Updated 7 months, 3 weeks ago

Latam offers the best investment proposition anywhere in the world

After half a decade in the wilderness emerging markets are bouncing back – and experts expect Latin America to lead the charge.

The emerging markets, which include the likes of Russia, India, South Africa and Poland, have been battered since 2010 by falling demand for raw materials and a strong dollar. But they have rebounded since the start of the year: one key measure, the MSCI Emerging Markets index, has risen by 27.4pc, compared with a 9.2pc rise in the FTSE 100.

Returns from Latin American countries are now leading the pack as prices of commodities such as oil or copper recover and Left-wing leaders give way to more pro-business politicians.

Ashmore, a specialist emerging market investment firm, has said “today Latin America offers the best investment proposition of any region in the world”. Is this the view of other investment experts and, if so, how can investors get a piece of the action?

Why the lost years?

Emerging markets rely heavily on demand for commodities, so the slowdown in the growth of the Chinese economy hit hard. The consequent decline in the price of raw materials hurt countries such as Brazil, a large exporter of oil.

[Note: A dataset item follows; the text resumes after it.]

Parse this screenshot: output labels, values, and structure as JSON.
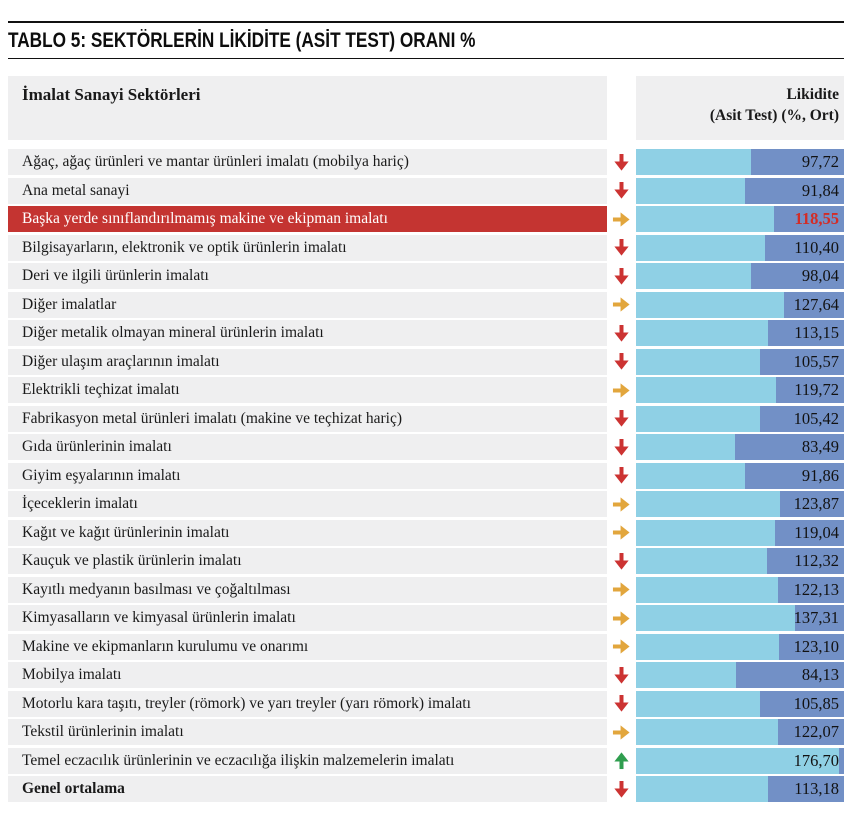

At the same time the US dollar has been strong as the result of rising interest rates. Again, emerging markets suffer as key exports are made more expensive, and governments and companies pay more to service dollar-denominated debts.

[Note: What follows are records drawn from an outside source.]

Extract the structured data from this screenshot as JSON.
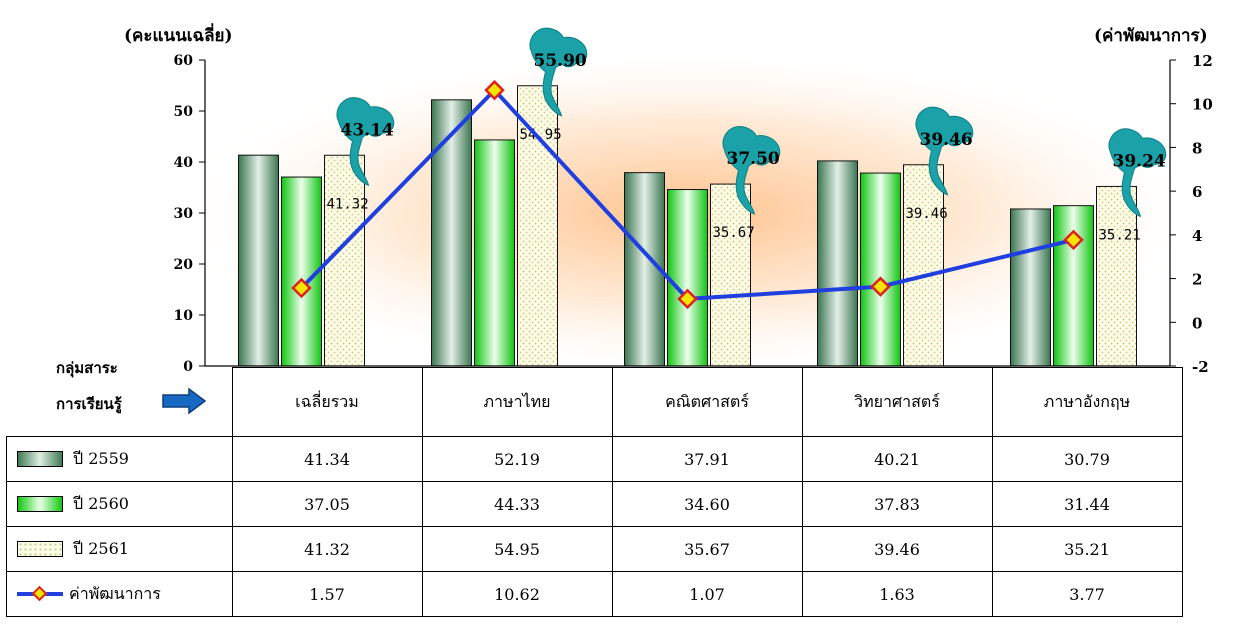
{
  "chart_data": {
    "type": "bar",
    "left_axis_title": "(คะแนนเฉลี่ย)",
    "right_axis_title": "(ค่าพัฒนาการ)",
    "left_ylim": [
      0,
      60
    ],
    "left_ticks": [
      "0",
      "10",
      "20",
      "30",
      "40",
      "50",
      "60"
    ],
    "right_ylim": [
      -2,
      12
    ],
    "right_ticks": [
      "-2",
      "0",
      "2",
      "4",
      "6",
      "8",
      "10",
      "12"
    ],
    "categories": [
      "เฉลี่ยรวม",
      "ภาษาไทย",
      "คณิตศาสตร์",
      "วิทยาศาสตร์",
      "ภาษาอังกฤษ"
    ],
    "series": [
      {
        "name": "ปี 2559",
        "values": [
          41.34,
          52.19,
          37.91,
          40.21,
          30.79
        ],
        "axis": "left"
      },
      {
        "name": "ปี 2560",
        "values": [
          37.05,
          44.33,
          34.6,
          37.83,
          31.44
        ],
        "axis": "left"
      },
      {
        "name": "ปี 2561",
        "values": [
          41.32,
          54.95,
          35.67,
          39.46,
          35.21
        ],
        "axis": "left"
      },
      {
        "name": "ค่าพัฒนาการ",
        "values": [
          1.57,
          10.62,
          1.07,
          1.63,
          3.77
        ],
        "axis": "right",
        "kind": "line"
      }
    ],
    "bar_labels": [
      "41.32",
      "54.95",
      "35.67",
      "39.46",
      "35.21"
    ],
    "map_labels": [
      "43.14",
      "55.90",
      "37.50",
      "39.46",
      "39.24"
    ],
    "grid": false,
    "legend": "data table below chart",
    "colors": {
      "line": "#1f3fe0",
      "marker_fill": "#f2e600",
      "marker_edge": "#e0201c",
      "map": "#1aa2a8"
    }
  },
  "side_labels": {
    "group_line1": "กลุ่มสาระ",
    "group_line2": "การเรียนรู้"
  },
  "table": {
    "row_labels": [
      "ปี 2559",
      "ปี 2560",
      "ปี 2561",
      "ค่าพัฒนาการ"
    ],
    "rows": [
      [
        "41.34",
        "52.19",
        "37.91",
        "40.21",
        "30.79"
      ],
      [
        "37.05",
        "44.33",
        "34.60",
        "37.83",
        "31.44"
      ],
      [
        "41.32",
        "54.95",
        "35.67",
        "39.46",
        "35.21"
      ],
      [
        "1.57",
        "10.62",
        "1.07",
        "1.63",
        "3.77"
      ]
    ]
  },
  "icons": {
    "arrow": "blue-arrow-right-icon",
    "map": "thailand-map-icon"
  }
}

Russ Mould, investment director at the fund shop AJ Bell, said: “Latin American was an absolute horror show between 2010 and 2015. The bursting of the commodities bubble has been a major problem – copper is huge for Chile, oil and iron for Brazil – and the wealth that was generated arguably wasn’t spent wisely by some of the Left-leaning governments of the time.”

The bounce back

But Mr Mould argued that rising commodity prices and a stabilising political environment should see Latin American countries outpace their emerging market rivals.

He said: “Oil is up substantially from its lows, as is iron ore. On political reform, Brazil is promising market-leaning changes and Argentina is finally coming in from the cold. In Mexico there is still hope that President Nieto can deliver. You still have more radical figures in Bolivia and Venezuela, but progress is being made.

“Latin America is coming back towards the centre and stock markets tend to favour Right-wing orthodoxy when it comes to economic policy.”

Ilan Furman, who manages Columbia Threadneedle’s Latin American fund, agreed, adding that the impeachment of the Brazilian president, Dilma Rousseff, this week, while it might be seen as a worrying sign of a country in turmoil, was actually a positive move likely to boost the economy.

How can investors access the market?

As always investors have a choice of active or passive funds, which aim simply to track a stock market index. In theory active managers should prosper in a region such as Latin America where markets are less efficient than their Western counterparts.

Given emerging markets’ volatility, savers are advised to remain invested for the long term. In terms of how much to allocate to the region, emerging markets make up 10pc of the MSCI World index so allocating the same proportion could be a handy rule of thumb.

The Stewart Investors Latin America fund, managed by Tom Prew, comes top for returns over the past few years, earning investors an impressive 50.6pc over the past 12 months. It has ongoing charges of 1.19pc a year.

For comparison, iShares' Latin America UCITS ETF tracks the MSCI emerging market index and has returned 49.6pc since the beginning of the year charging investors 0.74pc a year.

However, Laith Khalaf, a senior analyst at the fund broker Hargreaves Lansdown, warned tentative investors to begin with funds that offer broader exposure. “Emerging markets go through growth spurts at different times – sometimes Latin America will be the jewel in the crown, but more recently it has been India,” he said.

“For most people you need a general global emerging markets fund as a starting point. But if you have lots of money and a well-diversified portfolio you might want to start diving down to individual regions and countries.”

He picked out the JP Morgan Emerging Markets fund, which charges 1.18pc a year, as a starting point, or the Aberdeen Latin America Equity fund (1.28pc a year) for more targeted investments.

Mr Mould recommended BlackRock’s Latin American investment trust, managed by Will Landers. He said the 1.12pc charge was “not the cheapest” but praised Mr Landers’ experience and said the investment trust structure “means he can be patient”.